Many reviewers were critical of the pairing of Mark and Ann, feeling the couple lacked chemistry and were often the least funny parts of the individual episodes. Entertainment Weekly writer Margaret Lyons called Mark and Ann the show's "Achilles' heel", and Sandra Gonzalez, also from Entertainment Weekly, wrote, "No matter what they do with these two, I can’t help but be bored." Alan Sepinwall said the relationship was ineffective because both Mark and Ann are "straight man" characters, and he called the pairing one of the few mistakes of the second season. In his review of "94 Meetings", in which Mark discusses his intentions to marry Ann, Leonard Pierce of The A.V. Club wrote of the couple, "their scenes just seemed to lay there and die: action was set up but never resolved, and the deferral contained no laughs to compensate for the dramatic fizzle". Matt Fowler of IGN called the pairing one of the "lesser elements" of the second season, but said it had more to do with Mark than Ann: "Mark just wound up feeling extraneous, [but] I can also appreciate the nuanced realism of Ann just realizing that she wasn't ultimately that 'into him' as a way to break them up."
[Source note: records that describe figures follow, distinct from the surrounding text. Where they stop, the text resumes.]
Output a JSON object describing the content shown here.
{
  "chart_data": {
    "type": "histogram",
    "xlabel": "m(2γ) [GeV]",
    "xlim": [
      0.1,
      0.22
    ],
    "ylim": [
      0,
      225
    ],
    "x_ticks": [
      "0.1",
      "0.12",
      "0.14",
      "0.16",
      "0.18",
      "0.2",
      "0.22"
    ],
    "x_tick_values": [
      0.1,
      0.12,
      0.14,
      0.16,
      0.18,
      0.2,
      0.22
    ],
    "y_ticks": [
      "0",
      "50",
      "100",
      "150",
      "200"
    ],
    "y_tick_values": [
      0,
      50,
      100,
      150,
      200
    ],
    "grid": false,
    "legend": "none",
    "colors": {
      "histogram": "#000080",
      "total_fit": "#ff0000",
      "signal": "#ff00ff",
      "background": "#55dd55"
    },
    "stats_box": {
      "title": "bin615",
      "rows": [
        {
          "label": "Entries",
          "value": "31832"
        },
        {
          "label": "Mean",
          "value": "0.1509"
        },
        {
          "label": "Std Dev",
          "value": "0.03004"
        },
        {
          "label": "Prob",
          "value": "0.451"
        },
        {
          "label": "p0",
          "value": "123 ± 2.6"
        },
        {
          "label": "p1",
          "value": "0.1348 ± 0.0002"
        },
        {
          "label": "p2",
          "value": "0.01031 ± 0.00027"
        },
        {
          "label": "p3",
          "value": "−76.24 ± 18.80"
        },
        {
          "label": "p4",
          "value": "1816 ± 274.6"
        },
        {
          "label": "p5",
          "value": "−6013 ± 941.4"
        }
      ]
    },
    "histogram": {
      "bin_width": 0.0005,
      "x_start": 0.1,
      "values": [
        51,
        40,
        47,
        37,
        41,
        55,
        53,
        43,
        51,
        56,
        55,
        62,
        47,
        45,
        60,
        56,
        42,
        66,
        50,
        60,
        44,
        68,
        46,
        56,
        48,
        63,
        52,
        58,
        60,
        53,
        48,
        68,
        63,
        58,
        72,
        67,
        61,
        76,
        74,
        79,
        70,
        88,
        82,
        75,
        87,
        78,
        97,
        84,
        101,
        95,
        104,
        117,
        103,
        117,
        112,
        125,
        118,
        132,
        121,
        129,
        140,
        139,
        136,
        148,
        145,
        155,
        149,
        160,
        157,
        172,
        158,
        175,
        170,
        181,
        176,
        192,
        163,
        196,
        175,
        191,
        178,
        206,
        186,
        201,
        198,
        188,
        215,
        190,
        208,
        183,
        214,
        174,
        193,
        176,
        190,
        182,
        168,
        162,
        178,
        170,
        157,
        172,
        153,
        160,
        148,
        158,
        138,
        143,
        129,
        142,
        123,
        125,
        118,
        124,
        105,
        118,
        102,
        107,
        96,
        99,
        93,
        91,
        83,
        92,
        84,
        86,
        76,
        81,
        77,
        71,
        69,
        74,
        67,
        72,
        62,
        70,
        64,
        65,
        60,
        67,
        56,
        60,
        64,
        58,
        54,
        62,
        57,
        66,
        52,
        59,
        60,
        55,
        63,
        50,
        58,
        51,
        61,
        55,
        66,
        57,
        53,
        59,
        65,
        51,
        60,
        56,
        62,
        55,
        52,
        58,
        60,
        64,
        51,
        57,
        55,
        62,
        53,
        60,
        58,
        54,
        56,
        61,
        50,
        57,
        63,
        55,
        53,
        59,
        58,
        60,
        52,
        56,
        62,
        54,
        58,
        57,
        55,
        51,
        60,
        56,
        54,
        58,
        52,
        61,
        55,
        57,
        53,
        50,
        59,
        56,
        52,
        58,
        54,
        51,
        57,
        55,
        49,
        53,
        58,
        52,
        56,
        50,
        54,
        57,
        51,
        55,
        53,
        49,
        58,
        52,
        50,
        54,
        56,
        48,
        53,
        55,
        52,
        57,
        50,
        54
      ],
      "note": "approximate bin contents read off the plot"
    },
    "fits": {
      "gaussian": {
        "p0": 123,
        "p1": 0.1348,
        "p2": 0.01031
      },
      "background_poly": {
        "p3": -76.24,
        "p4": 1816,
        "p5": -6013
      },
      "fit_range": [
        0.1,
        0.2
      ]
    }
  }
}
Ann would receive much more positive reviews in the later seasons. Many reviewers claimed Ann's relationship with Chris in the third season was a major improvement, with several writing that Chris' near-perfection took the normally composed Ann out of her comfort zone, giving Rashida Jones more comedic material to work with. Several commentators felt Ann's character in general saw major improvements during the third season, such as in subplots where she started acting eccentrically after her break-up with Chris, or her phase of dating several random men. Steve Heisler of The A.V. Club wrote that by the middle of the third season, "Ann's character defies all the expectations heaped on her from two previous seasons". Eric Sundermann of Hollywood.com wrote: "Rashida Jones hasn't been given too much opportunity to shine within the ensemble, so pushing her off the deep-end seems to be a good decision. Jones is a really funny actress if given the right material, and it's quickly becoming apparent that the 'crazy, almost slutty' approach is one that works in a comedic way for her very, very well." Matt Fowler of IGN wrote, "While Ann still isn't the best of the bunch as far as characters go, she was able to be a part of more great scenes this year by getting paired up with Chris in the first half of the season and getting to have some great moments of drunken anger in 'The Fight'." Several reviews also praised the pairing of Ann and Donna Meagle, who gives her dating advice in the episode "Harvest Festival" and "April and Andy's Fancy Party".